The hype and stir were caused not only by the magic of John Neumeier’s name and to the top level of his danseurs but also by the aptly compiled program. Besides choreographies on the symphonies by Gustav Mahler, Hamburg artistes also brought Nijinsky. And the power of this artiste’s tragic destiny always excites a great interest, regardless of the number of books published and the number of plays staged about this extraordinary personality.
John Neumeier’s version is a declaration of love for the legend. His Nijinsky is both a genius conquering creativity highs and an absolute infant, helpless and sensitive. And though madness is the key leitmotif, pathological deviations are the least concern for Neumeier.
Our world steadily going mad is a subject worthy of the most prominent contemporary choreographer. It’s quite natural that through this prism the hero’s personality is elevated to unattainable highs. Nijinsky in the eponymous ballet is an absolute value. Everything else is relative and phantasmal, like visions, dreams or biographical events, dashingly sinking into oblivion.
Vaslaw Nijinsky (Alexander Ryabko) starts dancing and a modest narrative grows into an epic of his fate. In the whirligig of recollections there seems to be no distinction between theatre and reality. Shahrazad by Rimsky-Korsakov whips up ubiquitous agitation. The sharp runs and edgy leaps of corps de ballet crowds rushing to and fro create the impression of several rehearsals going on at one time. Fluttering around the danseur is Harlequin, Rose Specter, Golden Slave…

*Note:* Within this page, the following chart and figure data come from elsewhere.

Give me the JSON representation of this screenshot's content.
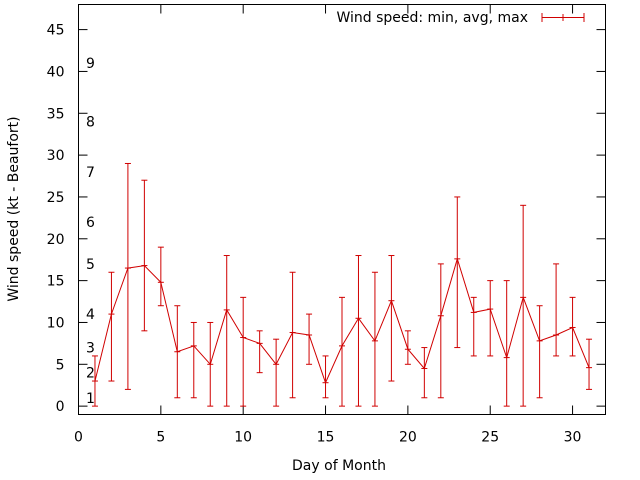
{
  "chart_data": {
    "type": "line",
    "title": "",
    "xlabel": "Day of Month",
    "ylabel": "Wind speed (kt - Beaufort)",
    "xlim": [
      0,
      32
    ],
    "ylim": [
      -1,
      48
    ],
    "xticks": [
      0,
      5,
      10,
      15,
      20,
      25,
      30
    ],
    "yticks": [
      0,
      5,
      10,
      15,
      20,
      25,
      30,
      35,
      40,
      45
    ],
    "beaufort_labels": [
      {
        "label": "1",
        "value": 1
      },
      {
        "label": "2",
        "value": 4
      },
      {
        "label": "3",
        "value": 7
      },
      {
        "label": "4",
        "value": 11
      },
      {
        "label": "5",
        "value": 17
      },
      {
        "label": "6",
        "value": 22
      },
      {
        "label": "7",
        "value": 28
      },
      {
        "label": "8",
        "value": 34
      },
      {
        "label": "9",
        "value": 41
      }
    ],
    "legend": {
      "label": "Wind speed: min, avg, max",
      "position": "top-right"
    },
    "series": [
      {
        "name": "Wind speed: min, avg, max",
        "color": "#d00000",
        "x": [
          1,
          2,
          3,
          4,
          5,
          6,
          7,
          8,
          9,
          10,
          11,
          12,
          13,
          14,
          15,
          16,
          17,
          18,
          19,
          20,
          21,
          22,
          23,
          24,
          25,
          26,
          27,
          28,
          29,
          30,
          31
        ],
        "avg": [
          3,
          11,
          16.5,
          16.8,
          14.8,
          6.5,
          7.2,
          5,
          11.5,
          8.2,
          7.5,
          5,
          8.8,
          8.5,
          2.8,
          7.2,
          10.5,
          7.8,
          12.6,
          6.8,
          4.5,
          10.8,
          17.6,
          11.2,
          11.6,
          5.8,
          13,
          7.8,
          8.5,
          9.4,
          4.6
        ],
        "min": [
          0,
          3,
          2,
          9,
          12,
          1,
          1,
          0,
          0,
          0,
          4,
          0,
          1,
          5,
          1,
          0,
          0,
          0,
          3,
          5,
          1,
          1,
          7,
          6,
          6,
          0,
          0,
          1,
          6,
          6,
          2
        ],
        "max": [
          6,
          16,
          29,
          27,
          19,
          12,
          10,
          10,
          18,
          13,
          9,
          8,
          16,
          11,
          6,
          13,
          18,
          16,
          18,
          9,
          7,
          17,
          25,
          13,
          15,
          15,
          24,
          12,
          17,
          13,
          8
        ]
      }
    ]
  }
}
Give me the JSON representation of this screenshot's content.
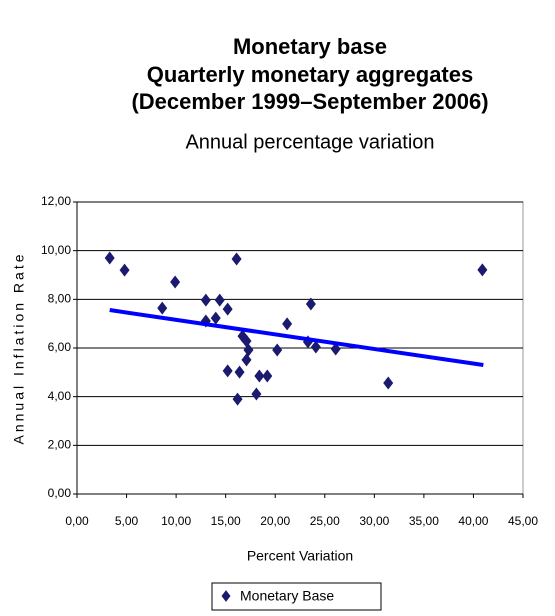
{
  "chart_data": {
    "type": "scatter",
    "title": [
      "Monetary base",
      "Quarterly monetary aggregates",
      "(December 1999–September 2006)"
    ],
    "subtitle": "Annual percentage variation",
    "x_label": "Percent Variation",
    "y_label": "Annual Inflation Rate",
    "xlim": [
      0,
      45
    ],
    "ylim": [
      0,
      12
    ],
    "xticks": [
      {
        "value": 0,
        "label": "0,00"
      },
      {
        "value": 5,
        "label": "5,00"
      },
      {
        "value": 10,
        "label": "10,00"
      },
      {
        "value": 15,
        "label": "15,00"
      },
      {
        "value": 20,
        "label": "20,00"
      },
      {
        "value": 25,
        "label": "25,00"
      },
      {
        "value": 30,
        "label": "30,00"
      },
      {
        "value": 35,
        "label": "35,00"
      },
      {
        "value": 40,
        "label": "40,00"
      },
      {
        "value": 45,
        "label": "45,00"
      }
    ],
    "yticks": [
      {
        "value": 0,
        "label": "0,00"
      },
      {
        "value": 2,
        "label": "2,00"
      },
      {
        "value": 4,
        "label": "4,00"
      },
      {
        "value": 6,
        "label": "6,00"
      },
      {
        "value": 8,
        "label": "8,00"
      },
      {
        "value": 10,
        "label": "10,00"
      },
      {
        "value": 12,
        "label": "12,00"
      }
    ],
    "grid": true,
    "series": [
      {
        "name": "Monetary Base",
        "color": "#1a1a6e",
        "x": [
          3.3,
          4.8,
          8.6,
          9.9,
          13.0,
          13.0,
          14.0,
          14.4,
          15.2,
          15.2,
          16.1,
          16.2,
          16.4,
          16.7,
          17.1,
          17.3,
          17.1,
          18.1,
          18.4,
          19.2,
          20.2,
          21.2,
          23.3,
          23.6,
          24.1,
          26.1,
          31.4,
          40.9
        ],
        "values": [
          9.7,
          9.2,
          7.64,
          8.71,
          7.97,
          7.11,
          7.23,
          7.97,
          7.6,
          5.06,
          9.66,
          3.9,
          5.01,
          6.49,
          6.29,
          5.92,
          5.51,
          4.11,
          4.85,
          4.85,
          5.92,
          6.99,
          6.25,
          7.81,
          6.04,
          5.96,
          4.56,
          9.21
        ]
      }
    ],
    "trendline": {
      "color": "#0000ff",
      "x": [
        3.3,
        41.0
      ],
      "values": [
        7.56,
        5.3
      ]
    },
    "legend": "bottom"
  }
}
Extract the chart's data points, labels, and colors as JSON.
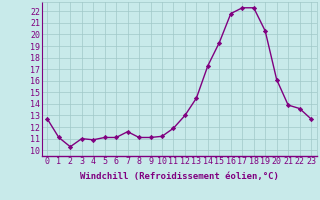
{
  "x": [
    0,
    1,
    2,
    3,
    4,
    5,
    6,
    7,
    8,
    9,
    10,
    11,
    12,
    13,
    14,
    15,
    16,
    17,
    18,
    19,
    20,
    21,
    22,
    23
  ],
  "y": [
    12.7,
    11.1,
    10.3,
    11.0,
    10.9,
    11.1,
    11.1,
    11.6,
    11.1,
    11.1,
    11.2,
    11.9,
    13.0,
    14.5,
    17.3,
    19.3,
    21.8,
    22.3,
    22.3,
    20.3,
    16.1,
    13.9,
    13.6,
    12.7
  ],
  "line_color": "#800080",
  "marker": "D",
  "markersize": 2.2,
  "bg_color": "#c8eaea",
  "grid_color": "#a0c8c8",
  "xlabel": "Windchill (Refroidissement éolien,°C)",
  "xlabel_fontsize": 6.5,
  "ylabel_ticks": [
    10,
    11,
    12,
    13,
    14,
    15,
    16,
    17,
    18,
    19,
    20,
    21,
    22
  ],
  "ylim": [
    9.5,
    22.8
  ],
  "xlim": [
    -0.5,
    23.5
  ],
  "tick_fontsize": 6.0,
  "linewidth": 1.0,
  "spine_color": "#800080",
  "label_color": "#800080"
}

The parts are the actor’s look-alikes, materialized moods, emotions and desires, whereas his colleagues, loved ones, friends and enemies often seem to be characters from a tangled libretto. The most fantastic one is the great promoter Sergey Diaghilev. Charismatic Ivan Urban creates the image of a black magician, overbearing and baleful. Neumeier emphasizes the danseur’s dependence on his mentor. In the erotic duets gutta-percha Nijinsky is subdued by rock-like magnificent Diaghilev, the archon of Nijinsky’s body and soul.
This Diaghilev somewhat resembles the juggler from Punchinello, pardoning some and chastising others. He moves from one side-scene to another, dropping veneer shields with lordly gestures. Down go now the haywire theatricals, and now the screens vainly struggling to hide something.
Unlike the mystic Diaghilev, Nijinsky’s wife Romola does not quite fit into the libretto. Anna Polikarpova is so sincere in rendering the elated heartthrob and sacrificial long-suffering of this woman that you cannot but believe not only in her real existence, but also in her virtuous role in Nijinsky’s life (and nobody is willing to guess what happened in reality).
The choreographer plays by contrasts, alternating the norm with madness, tongue tie with eloquence. The second action is powerfully supported by Shostakovich’s Eleventh Symphony. Called The Year 1905, it narrates on the terrible historic cataclysms as the stage is occasionally penetrated by wild ranks of danseurs in gray overcoats but with bare legs, as a symbol of the revolution’s carouse and debauch.
The crowd now spits out the Demoniac girl from Seasons – the Colors of Time, now Punchinello doomed to perpetual protest, and now a vapid small body (Nijinsky’s older brother Stanislaw, recklessly acted by Alex Martinez epitomizes madness in Neumeier’s ballet). Nijinsky assumes all cataclysms of humanity – crimson and black widths devour the hero in the finale, like two rivers of the dreadful times.
Meanwhile it is far more exciting to watch the meditations of Faunus or the fragility of Punchinello as they melt into sophisticated plastic moves devised by John Neumeier, than to follow the varieties of fortune that befall the solitary genius or all of mankind. The choreographer, lavishly using the quotes and reminiscences from The Russian Seasons, sets up a direct link to his creative origins.